Selain itu, China dengan segala kemampuannya bergotong royong dengan negara-negara yang terjangkit corona, mulai dari penyediaan vaksin, tenaga medis dan lain sebagainya tanpa ada instruksi dari siapapun. Mereka melakukannya murni atas dasar solidaritas kemanusiaan. China mengajarkan gotong royong sebagai aktualisasi bersama seluruh negara untuk memerangi virus yang telah memakan puluhan ribu korban.
Italia sebagai Negara terbesar kedua penyebaran Covid-19, sebelumnya tidak terlalu memperhatikan covid-19, sehingga kemudian penyebarannya sukar dibendung. Belajar dari fenomena tersebut, pemerintah Indonesia harus bersinergi dengan pihak-pihak terkait. Perlunya bergotong royong untuk menyikapi bencana kemanusiaan ini.

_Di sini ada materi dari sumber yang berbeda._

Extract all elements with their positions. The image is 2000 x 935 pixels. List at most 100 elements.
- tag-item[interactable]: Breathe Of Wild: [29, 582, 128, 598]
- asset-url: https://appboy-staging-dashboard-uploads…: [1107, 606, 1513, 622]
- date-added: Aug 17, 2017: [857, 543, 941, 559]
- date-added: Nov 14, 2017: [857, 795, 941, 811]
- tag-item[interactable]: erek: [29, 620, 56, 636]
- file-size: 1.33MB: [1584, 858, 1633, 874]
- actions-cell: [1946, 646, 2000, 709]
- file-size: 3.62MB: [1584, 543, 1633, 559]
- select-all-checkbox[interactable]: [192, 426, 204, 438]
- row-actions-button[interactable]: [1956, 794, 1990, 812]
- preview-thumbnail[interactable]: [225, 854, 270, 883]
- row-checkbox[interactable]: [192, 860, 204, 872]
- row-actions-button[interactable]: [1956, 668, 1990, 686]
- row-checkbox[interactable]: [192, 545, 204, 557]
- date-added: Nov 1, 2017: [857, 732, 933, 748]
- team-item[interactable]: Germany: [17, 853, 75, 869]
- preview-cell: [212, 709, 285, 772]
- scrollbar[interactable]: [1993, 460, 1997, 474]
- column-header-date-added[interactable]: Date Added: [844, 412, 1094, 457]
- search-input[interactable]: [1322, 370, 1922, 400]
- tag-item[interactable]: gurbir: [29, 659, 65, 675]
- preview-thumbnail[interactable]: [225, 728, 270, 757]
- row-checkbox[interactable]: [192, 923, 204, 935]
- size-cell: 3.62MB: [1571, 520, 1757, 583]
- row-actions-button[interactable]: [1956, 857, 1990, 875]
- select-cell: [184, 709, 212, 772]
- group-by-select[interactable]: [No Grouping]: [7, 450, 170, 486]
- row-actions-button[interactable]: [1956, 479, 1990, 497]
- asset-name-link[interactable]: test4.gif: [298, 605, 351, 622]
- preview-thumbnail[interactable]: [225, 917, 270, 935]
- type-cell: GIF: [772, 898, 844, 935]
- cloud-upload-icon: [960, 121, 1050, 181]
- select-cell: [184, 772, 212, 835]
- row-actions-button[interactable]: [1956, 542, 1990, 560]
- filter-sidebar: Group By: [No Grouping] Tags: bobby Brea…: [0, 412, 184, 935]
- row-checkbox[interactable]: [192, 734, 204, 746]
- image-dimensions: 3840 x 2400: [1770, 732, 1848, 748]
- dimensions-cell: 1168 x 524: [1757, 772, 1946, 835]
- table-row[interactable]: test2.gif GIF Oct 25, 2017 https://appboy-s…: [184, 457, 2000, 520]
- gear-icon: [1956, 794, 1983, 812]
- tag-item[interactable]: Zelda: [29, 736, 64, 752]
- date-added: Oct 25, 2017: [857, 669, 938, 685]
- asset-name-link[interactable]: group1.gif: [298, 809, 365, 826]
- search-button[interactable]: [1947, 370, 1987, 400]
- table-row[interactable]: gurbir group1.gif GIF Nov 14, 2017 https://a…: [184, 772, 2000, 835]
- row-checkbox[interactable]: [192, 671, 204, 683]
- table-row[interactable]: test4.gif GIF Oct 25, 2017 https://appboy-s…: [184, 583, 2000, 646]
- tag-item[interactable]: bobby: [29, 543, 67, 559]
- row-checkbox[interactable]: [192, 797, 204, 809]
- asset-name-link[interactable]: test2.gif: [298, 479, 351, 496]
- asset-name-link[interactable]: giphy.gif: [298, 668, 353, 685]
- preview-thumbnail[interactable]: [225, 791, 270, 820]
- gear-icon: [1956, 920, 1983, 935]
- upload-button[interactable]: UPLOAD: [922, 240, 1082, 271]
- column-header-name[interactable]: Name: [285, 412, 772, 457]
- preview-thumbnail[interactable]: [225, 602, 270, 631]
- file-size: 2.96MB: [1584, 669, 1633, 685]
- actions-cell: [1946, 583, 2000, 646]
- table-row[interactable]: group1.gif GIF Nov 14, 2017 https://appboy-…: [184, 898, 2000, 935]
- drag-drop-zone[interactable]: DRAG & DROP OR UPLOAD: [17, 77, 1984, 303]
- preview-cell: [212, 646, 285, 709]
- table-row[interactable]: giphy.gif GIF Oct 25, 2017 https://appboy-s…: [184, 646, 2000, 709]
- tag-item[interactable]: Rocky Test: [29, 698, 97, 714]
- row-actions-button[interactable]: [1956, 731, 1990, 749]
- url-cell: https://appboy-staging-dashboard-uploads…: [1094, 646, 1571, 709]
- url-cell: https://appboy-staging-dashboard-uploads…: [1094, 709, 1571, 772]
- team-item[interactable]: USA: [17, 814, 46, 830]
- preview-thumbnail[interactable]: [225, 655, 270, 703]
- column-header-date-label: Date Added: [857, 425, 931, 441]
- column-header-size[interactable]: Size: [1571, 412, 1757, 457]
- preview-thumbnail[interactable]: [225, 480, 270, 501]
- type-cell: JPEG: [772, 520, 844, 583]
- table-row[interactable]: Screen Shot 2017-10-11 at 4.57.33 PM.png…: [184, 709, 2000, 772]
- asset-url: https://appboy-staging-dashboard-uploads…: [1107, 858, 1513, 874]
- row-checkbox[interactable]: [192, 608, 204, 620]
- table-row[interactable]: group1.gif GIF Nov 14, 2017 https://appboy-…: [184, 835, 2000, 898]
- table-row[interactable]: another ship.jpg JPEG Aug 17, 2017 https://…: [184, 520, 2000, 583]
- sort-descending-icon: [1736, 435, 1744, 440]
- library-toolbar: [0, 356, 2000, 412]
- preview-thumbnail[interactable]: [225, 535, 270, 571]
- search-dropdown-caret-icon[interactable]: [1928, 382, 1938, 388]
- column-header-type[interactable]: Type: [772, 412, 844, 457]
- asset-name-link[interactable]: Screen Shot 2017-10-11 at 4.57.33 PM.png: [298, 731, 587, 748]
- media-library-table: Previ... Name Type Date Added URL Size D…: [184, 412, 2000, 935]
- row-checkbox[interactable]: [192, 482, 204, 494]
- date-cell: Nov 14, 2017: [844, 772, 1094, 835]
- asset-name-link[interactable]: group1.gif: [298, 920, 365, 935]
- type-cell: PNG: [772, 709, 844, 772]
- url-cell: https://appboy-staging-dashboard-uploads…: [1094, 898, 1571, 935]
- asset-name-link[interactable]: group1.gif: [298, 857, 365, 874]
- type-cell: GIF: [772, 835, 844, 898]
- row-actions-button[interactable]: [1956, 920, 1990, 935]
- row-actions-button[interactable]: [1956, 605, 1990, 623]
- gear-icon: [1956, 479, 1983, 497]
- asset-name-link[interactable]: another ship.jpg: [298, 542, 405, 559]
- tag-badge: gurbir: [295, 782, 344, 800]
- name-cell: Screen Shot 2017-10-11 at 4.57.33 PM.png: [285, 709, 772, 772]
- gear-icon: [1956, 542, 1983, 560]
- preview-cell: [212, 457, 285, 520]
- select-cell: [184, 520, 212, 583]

Kemudian pentingnya sejenak melakukan upaya social distancing untuk mencegah penyebaran Covid-19. Tetapi, upaya tersebut juga harus selaras dengan penanganan bantuan untuk memenuhi kebutuhan pokok masyarakat. Hal inilah yang mendesak bisa dilakukan dengan cepat oleh pemerintah, agar dapat mengurangi persebaran virus corona di masyarakat.
Karena jika hal ini tidak segera diantisipasi dengan kebijakan yang proporsional, maka kita akan menjumpai korban yang terus menerus bermunculan. Serta kerugian secara sosial dan ekonomi akan semakin menambah daftar panjang beban pemerintah. Naudzubillah.